Впечатления, вынесенные мной из моей поездки в Румынию, определили по отношению к ней нашу дальнейшую политику, которая с тех пор не уклонялась в сторону от данного [124] ей направления. Мы были только в известности относительно того, насколько мы могли спокойно опереться на г-на Братияно и на тех румынских деятелей, которые были готовы, по патриотическим соображениям, связать свою судьбу с нами, так как мы не имели достаточно данных для определения их нравственного калибра, фактора, имеющего в политике не меньшее значение, чем во всякой иной деятельности. С этой стороны нам предстояло ознакомиться с ними позднее, в течение великой войны, еще в то время сокрытой от нашего взора, несмотря на ее грозную близость.

В день моего отъезда из Констанцы король Карл сказал мне, что он надеется, что я успею съездить из Бухареста в Синаю, летнее местопребывание королевской семьи в Карпатских горах, вблизи от венгерской границы. Чтобы исполнить желание короля, а может быть, чтобы иметь случай ближе со мной познакомиться, Братияно предложил мне совершить вместе с ним поездку в Синаю. После осмотра замка, любимого создания короля, построенного в вычурном стиле и не представлявшего художественного интереса, Братияно, желая дать мне более точное понятие о красотах карпатского пейзажа с его великолепными лесами, довез меня до какой-то местности, название которой я забыл, лежащей на самой границе. После минутной остановки наш автомобиль, к немому удивлению гонведной стражи, быстро переехал пограничную черту, и мы углубились на несколько верст в венгерскую территорию. Когда мы вступили на почву Трансильвании, у нас обоих, вероятно, промелькнула в голове одна и та же мысль, а именно, что мы находились на румынской земле, ожидавшей освобождения от мадьярского владычества и воссоединения с зарубежным братским народом. Но мы не обменялись этими мыслями, потому что пора откровенных бесед для нас еще не наступила.

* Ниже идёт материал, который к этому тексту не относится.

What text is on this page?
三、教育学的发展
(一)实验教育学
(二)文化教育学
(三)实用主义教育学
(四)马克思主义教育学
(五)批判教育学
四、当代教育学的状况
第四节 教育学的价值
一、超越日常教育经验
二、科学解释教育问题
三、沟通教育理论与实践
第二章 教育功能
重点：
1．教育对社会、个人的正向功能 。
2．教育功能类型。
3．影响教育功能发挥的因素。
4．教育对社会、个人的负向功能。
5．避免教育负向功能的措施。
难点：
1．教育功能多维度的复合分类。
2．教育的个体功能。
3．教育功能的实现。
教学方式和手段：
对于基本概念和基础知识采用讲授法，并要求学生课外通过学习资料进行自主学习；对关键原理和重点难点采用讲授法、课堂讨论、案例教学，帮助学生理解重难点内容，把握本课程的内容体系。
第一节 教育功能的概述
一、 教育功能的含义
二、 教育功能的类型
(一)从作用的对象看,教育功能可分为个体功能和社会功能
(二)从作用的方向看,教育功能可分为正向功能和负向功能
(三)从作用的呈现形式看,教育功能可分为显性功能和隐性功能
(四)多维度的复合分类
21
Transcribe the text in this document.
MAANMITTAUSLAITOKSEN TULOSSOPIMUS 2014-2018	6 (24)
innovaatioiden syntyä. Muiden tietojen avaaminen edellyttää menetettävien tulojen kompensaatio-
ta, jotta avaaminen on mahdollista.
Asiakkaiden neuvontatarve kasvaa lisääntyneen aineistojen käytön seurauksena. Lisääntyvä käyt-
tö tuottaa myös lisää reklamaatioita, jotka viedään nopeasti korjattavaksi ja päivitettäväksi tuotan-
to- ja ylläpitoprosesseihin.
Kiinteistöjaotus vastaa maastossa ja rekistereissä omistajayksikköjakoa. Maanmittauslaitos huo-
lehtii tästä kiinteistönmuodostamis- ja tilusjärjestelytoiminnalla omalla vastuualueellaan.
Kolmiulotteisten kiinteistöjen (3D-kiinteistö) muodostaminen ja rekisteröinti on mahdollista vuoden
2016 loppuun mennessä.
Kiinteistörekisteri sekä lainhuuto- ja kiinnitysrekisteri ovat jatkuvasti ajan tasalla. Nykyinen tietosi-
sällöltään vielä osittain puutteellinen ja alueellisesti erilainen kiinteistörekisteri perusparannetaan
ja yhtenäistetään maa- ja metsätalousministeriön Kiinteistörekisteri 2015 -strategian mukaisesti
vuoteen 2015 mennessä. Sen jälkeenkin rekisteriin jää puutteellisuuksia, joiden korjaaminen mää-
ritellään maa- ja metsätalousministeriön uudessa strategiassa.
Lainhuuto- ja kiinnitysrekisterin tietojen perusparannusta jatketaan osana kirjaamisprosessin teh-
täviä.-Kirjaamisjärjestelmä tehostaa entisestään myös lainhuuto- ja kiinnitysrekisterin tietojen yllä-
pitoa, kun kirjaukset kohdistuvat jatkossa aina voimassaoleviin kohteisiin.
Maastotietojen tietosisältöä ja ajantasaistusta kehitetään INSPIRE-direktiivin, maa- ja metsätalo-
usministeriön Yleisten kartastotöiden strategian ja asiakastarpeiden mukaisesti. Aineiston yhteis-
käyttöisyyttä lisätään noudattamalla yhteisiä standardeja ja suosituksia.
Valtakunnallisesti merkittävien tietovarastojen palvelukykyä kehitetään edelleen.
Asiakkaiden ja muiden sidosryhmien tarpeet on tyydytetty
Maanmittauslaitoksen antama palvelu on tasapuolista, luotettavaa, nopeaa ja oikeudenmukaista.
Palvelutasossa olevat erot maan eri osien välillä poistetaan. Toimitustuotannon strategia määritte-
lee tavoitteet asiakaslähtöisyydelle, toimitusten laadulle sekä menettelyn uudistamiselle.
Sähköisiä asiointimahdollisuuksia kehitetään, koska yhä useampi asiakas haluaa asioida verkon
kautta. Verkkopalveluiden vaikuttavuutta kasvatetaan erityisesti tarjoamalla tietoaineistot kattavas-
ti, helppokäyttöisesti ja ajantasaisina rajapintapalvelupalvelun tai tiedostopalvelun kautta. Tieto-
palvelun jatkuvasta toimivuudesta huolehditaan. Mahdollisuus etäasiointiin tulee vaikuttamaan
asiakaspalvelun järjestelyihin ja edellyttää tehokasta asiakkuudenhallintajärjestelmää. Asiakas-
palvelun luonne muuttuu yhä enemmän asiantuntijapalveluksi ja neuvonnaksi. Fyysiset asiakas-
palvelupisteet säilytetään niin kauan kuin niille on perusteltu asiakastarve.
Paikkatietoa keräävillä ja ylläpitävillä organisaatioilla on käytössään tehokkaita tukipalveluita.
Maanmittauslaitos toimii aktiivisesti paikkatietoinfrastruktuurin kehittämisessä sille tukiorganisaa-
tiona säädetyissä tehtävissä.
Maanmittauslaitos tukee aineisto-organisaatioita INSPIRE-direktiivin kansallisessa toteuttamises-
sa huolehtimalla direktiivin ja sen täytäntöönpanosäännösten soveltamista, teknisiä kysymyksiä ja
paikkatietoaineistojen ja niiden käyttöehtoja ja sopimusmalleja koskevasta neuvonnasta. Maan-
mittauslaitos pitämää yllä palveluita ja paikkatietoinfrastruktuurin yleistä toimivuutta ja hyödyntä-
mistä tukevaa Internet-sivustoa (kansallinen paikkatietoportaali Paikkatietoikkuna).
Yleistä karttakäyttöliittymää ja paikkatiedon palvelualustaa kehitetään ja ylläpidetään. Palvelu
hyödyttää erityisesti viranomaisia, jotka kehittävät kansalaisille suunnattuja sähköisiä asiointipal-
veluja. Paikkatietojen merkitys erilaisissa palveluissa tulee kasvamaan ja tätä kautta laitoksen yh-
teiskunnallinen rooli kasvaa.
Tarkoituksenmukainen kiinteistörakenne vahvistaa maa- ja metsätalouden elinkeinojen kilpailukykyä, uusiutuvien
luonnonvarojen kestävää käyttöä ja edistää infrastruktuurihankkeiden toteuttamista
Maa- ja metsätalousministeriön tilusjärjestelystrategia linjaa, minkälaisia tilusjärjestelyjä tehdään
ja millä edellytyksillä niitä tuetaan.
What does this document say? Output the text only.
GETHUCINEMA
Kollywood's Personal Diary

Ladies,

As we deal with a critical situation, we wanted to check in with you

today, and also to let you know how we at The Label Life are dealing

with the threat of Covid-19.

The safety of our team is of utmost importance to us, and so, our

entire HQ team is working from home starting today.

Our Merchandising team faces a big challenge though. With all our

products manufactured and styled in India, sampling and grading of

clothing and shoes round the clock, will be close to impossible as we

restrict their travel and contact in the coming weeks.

На другой день после нашей поездки будапештские газеты поместили заметку, в которой выражали свое неудовольствие по поводу прогулки Братияно вместе со мной по венгерской территории. В Вене, как я узнал впоследствии, наше совместное появление в Трансильвании тоже подверглось осуждению. [125]

Эта трансильванская экскурсия оказалась проявлением, хотя и непредумышленным, зарождавшейся между Россией и Румынией политической солидарности.